Problem: Input/output errors observed on disk access. dmesg or cat /var/log/messages shows "Unrecovered read error".
Solution: Your hard disk is bad. At a minimum it has some bad sectors. You can try to repair it by forcing the utility fsck to run on reboot. You must be root to do this.

su;
touch /forcefsck; #the presence of this file tells system to fsck on boot
echo "-y" > /fsckoptions; #option to automatically repair errors encountered
reboot;

The system will remove these files after completing the fsck.

The Rocks version looks like this:

su;
ssh compute-0-1 'touch /forcefsck';
ssh compute-0-1 'echo -y > /fsckoptions';
ssh compute-0-1 'reboot';
exit;

If there are problems and the fsck won't complete, you may need to boot using a live disk and remove forcefsck and fsckoptions manually. This because the Rocks admin password may not work on a compute node.
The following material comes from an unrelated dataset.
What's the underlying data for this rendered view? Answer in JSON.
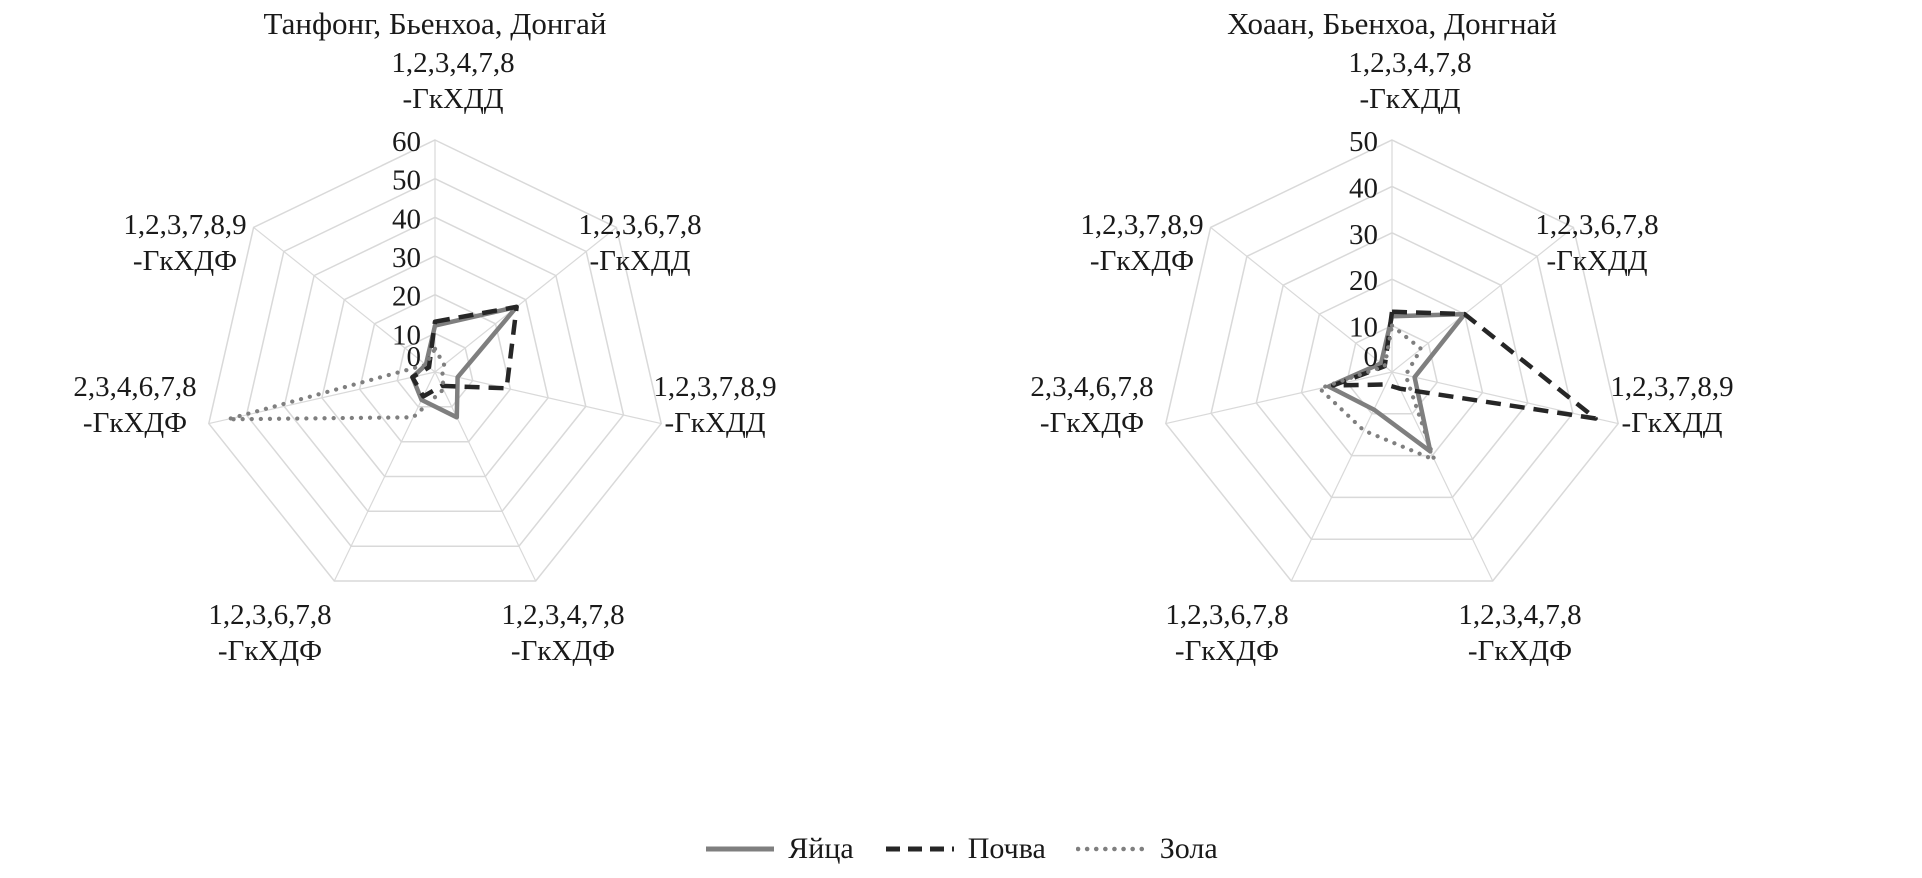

Another approach is to search for bad blocks and write them to the 'bad block inode', so they will not be used in the future. This can be done interactively, e.g:
umount /dev/sda5;
e2fsck -ck /dev/sda5; #use badblocks read-only test to find bad blocks, faster.
or
e2fsck -cck /dev/sda5; #use badblocks read/write test to find bad blocks, slow.